Before Greece or Portugal seriously consider bringing back the drachma and escudo, and devaluing their way out of trouble, recall that Argentina took this advice in late 2001. Dropping its dollar peg, the Argentines beggared their people and avoided policy changes. They ended up defaulting and continue to fall behind Brazil and Chile.

The Greeks can leave the euro if they prefer, and neither Berlin nor Brussels would spill many tears. But the costs of dropping out would be substantial. The bulk of Greek financial contracts are in euros. Were a reconstituted drachma devalued by 50%, the public debt to GDP ratio would essentially double—in Greece's case to well over 200% of GDP. Our guess is that the Greeks restructure their debts or default before they drop out of the single currency.

While not the cause of this crisis, the euro has been tarnished by it. Greece's Madoff-like bookkeeping broke the mutual trust that is essential to any monetary compact, and this will take time to restore.

Shortcomings in the rules governing the euro zone were evident long before this crisis, and they now need to be addressed. In one of his 1998 Journal articles, Mr. Mundell wrote that the rules on fiscal deficits and public debts in the Stability and Growth Pact—adopted by euro-zone countries to govern the single currency—needed bite to guard against the obvious free-rider problem: Countries would be tempted to take advantage of a colossal and low-interest bond market believing that "when the chips are down the union will act as lender of last resort." He essentially predicted the problems of Greece and the proposed EU-IMF bailout.

Fines were decreased and the stability pact was never seriously enforced.

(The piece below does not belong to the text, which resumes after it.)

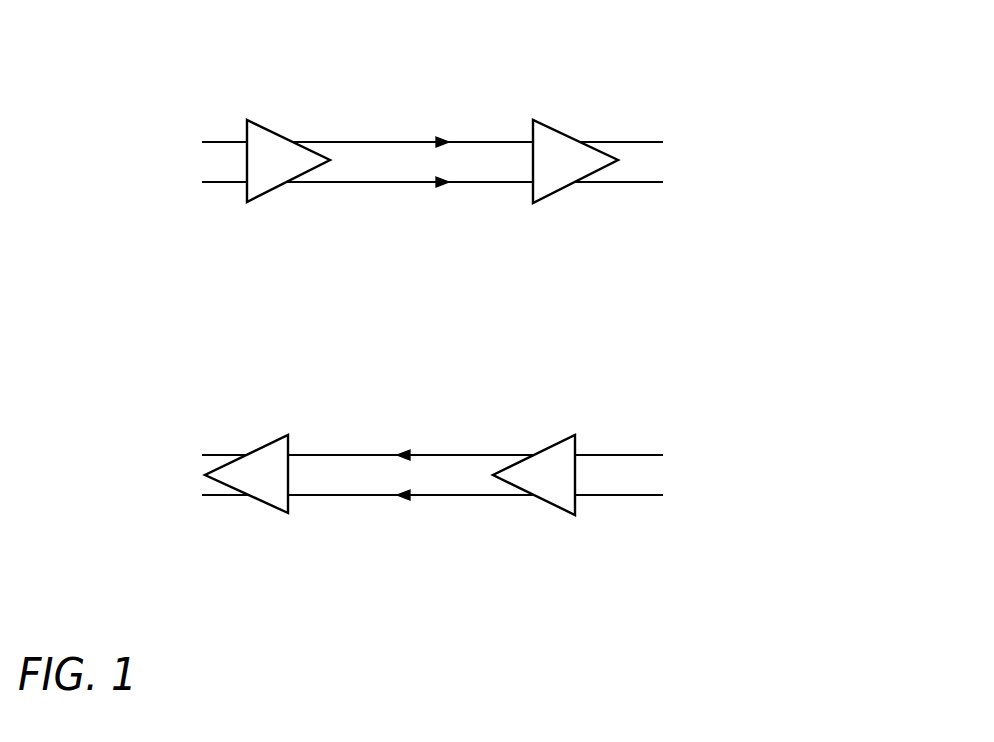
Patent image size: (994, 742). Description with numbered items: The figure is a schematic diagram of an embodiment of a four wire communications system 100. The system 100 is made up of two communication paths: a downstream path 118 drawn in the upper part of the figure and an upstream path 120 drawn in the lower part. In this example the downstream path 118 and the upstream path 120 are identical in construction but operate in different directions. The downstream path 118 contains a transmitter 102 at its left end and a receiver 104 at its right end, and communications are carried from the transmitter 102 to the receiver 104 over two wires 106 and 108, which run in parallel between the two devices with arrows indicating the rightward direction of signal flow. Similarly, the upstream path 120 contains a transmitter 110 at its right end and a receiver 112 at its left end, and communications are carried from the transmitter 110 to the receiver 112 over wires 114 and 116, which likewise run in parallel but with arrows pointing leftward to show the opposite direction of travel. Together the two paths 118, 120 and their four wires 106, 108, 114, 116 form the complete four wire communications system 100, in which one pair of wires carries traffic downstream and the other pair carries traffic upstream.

Germany and France, which pushed hardest for strict penalties, were the first to break the rules without suffering any consequences. Five years ago, Berlin and Paris shot down the European Commission's proposal to oversee national statistical agencies to safeguard against Greek-like cheating.

On Tuesday, the Commission plans to unveil proposals on closer surveillance of euro-zone budgets. Next it should restore some teeth to the stability pact. These modest steps won't excite euro federalists as much as a grand and unrealistic political union, but they might do some actual good.

The future of the euro in the next decade depends on the will of European politicians. First the beggar-thy-currency crowd must be ignored. The European Central Bank has, at least so far, been a bulwark against such talk. On the other hand, the EU's decision late last night to create a "bailout fund" tells creditors and borrower governments that they will always be rescued, increasing moral hazard and the odds of another crisis. If asked to foot the bill again, unhappy German or Dutch taxpayers may decide the euro isn't worth the price and themselves push for its dissolution.

Above all, the euro will thrive only if Europe thrives. Austerity plans intended to stem the fiscal hemorrhaging are no substitute for policies to promote growth. Should Europe use this crisis to make itself more competitive and rein in the welfare state, the Continent would be even better placed to take advantage of a huge single market underpinned by a stable currency and low inflation. And if that were to happen, the second decade of the euro could turn out to be better than the first.